By: Scott Martin, National Account Manager
The average cost for a company to hire an employee for a $15/hour job is over $4,000. A single posting on one job board costs several hundred dollars. Background checks can run in the hundreds per candidate. Training a new employee up to the point of full productivity, which typically takes 12 weeks, can easily exceed a thousand dollars. And this is if you’re able to find the right person within the average time-to-hire of 24 days. But these days, in the midst of an extreme talent shortage, we all know that’s a huge if.
Managers are left asking themselves what the cascading effects will look like in 30, 60, or 90 days. Productivity, revenue, morale, and turnover issues quickly come into play and compound the longer hiring drags on. At that point the costs of not partnering with a staffing agency become significantly more than having engaged one early.
Employers and Candidates Are Both Frustrated
A common hiring scenario today goes like this: A company needs to fill 10 positions. They set up 50 interviews, but only half show up. After three weeks they are only able to find four qualified candidates. Then, after all that, only two accept.
That’s a lot of time, resources, and money to spend for those results. But as frustrating as it is, there are clear reasons that scenario is increasingly the norm rather than the exception. There are currently only 0.6 people available to fill every job opening, 25% less than before the pandemic. American staffing companies hire 15 million temporary and contract employees a year, but candidates have more options and leverage than ever. If they’re the right fit for your company, chances are they are for others, too.

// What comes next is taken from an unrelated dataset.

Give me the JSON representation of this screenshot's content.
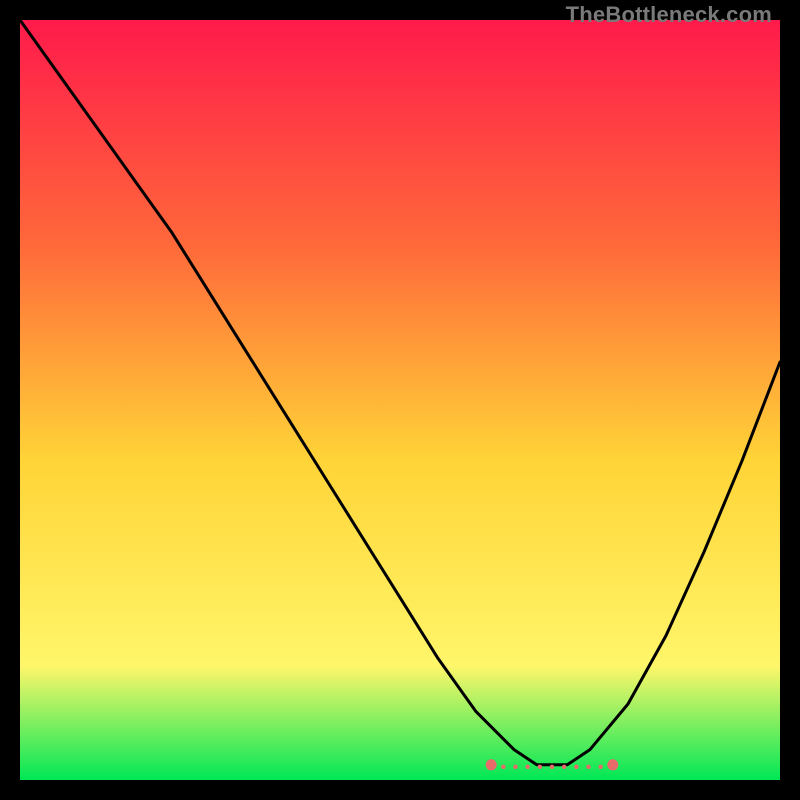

Candidates are also frustrated with the hiring process today. While 78% of employers think they set clear expectations and communicate well during hiring, only 47% of job seekers feel the same. With 80% of candidates saying the hiring experience influences whether they take an offer, employers face a lot of pressure to provide an experience they may not have the bandwidth and resources to provide. The skyhigh no-show rates today are due to a combination of candidates keeping their options open and unmet expectations.
Pay Attention to Your Pain Points
There are three big pain points we hear about over and over today. Agencies that don’t tackle these issues head-on will fail their clients and candidates.
- Candidate quality. The quality of talent starts with access. Does the agency have a deep talent pipeline with the skills you need? Do they have the local and national presence you need? Do they specialize in your industry? Will they put in the hours to research the market? Do they pre-qualify their talent? Do they have alternative workforce solutions like travel teams, RPO, and EOR to solve problems quickly? The decision to engage a staffing agency becomes a lot simpler the more of these questions they can answer with ‘yes.’
- Rising no-show rates. Combatting no-show rates is an industry-wide problem these days, but it can be mitigated by choosing a staffing agency with a strong reputation and clear set of values that includes trust. Look for agencies with high redeployment rates, as this indicates strong candidate relationships as well as the ability to successfully assess candidate-role fit.
- Poor communication. All too often, employers are put in difficult situations when they are kept in the dark about hiring hiccups. With the huge talent gap, high turnover, increasing no-show rates, and the obvious desire to fill positions as fast as possible, things happen. But timely, accountable communication can’t be sacrificed. When it is, employers, candidates, and agencies all suffer.
Think Long-term
Companies often engage with staffing agencies because they need to solve challenges that threaten productivity and profitability in the short-term. Agencies make their names by being hyper responsive, nimble, and adaptable to new business initiatives, product launches, seasonal and holiday surges, and supply chain interruptions. That will always be the case, but the value that consistently shows up in long-term ROI is what’s driving more and more employers to build strategic partnerships with agencies.
Improving quality-of-hire is the recruiter’s top priority today. Even small gains in retention, especially as we take lessons learned from an era of predictable unpredictability going forward, will be game-changing for employers down the line. After two years of putting out fires and being forced to think reactively, top agencies are rededicating themselves to client relationships and long-term goals. The new shared reality for employers and agencies is that the best candidates come from continuously nurtured talent pipelines and fluid, proactive hiring.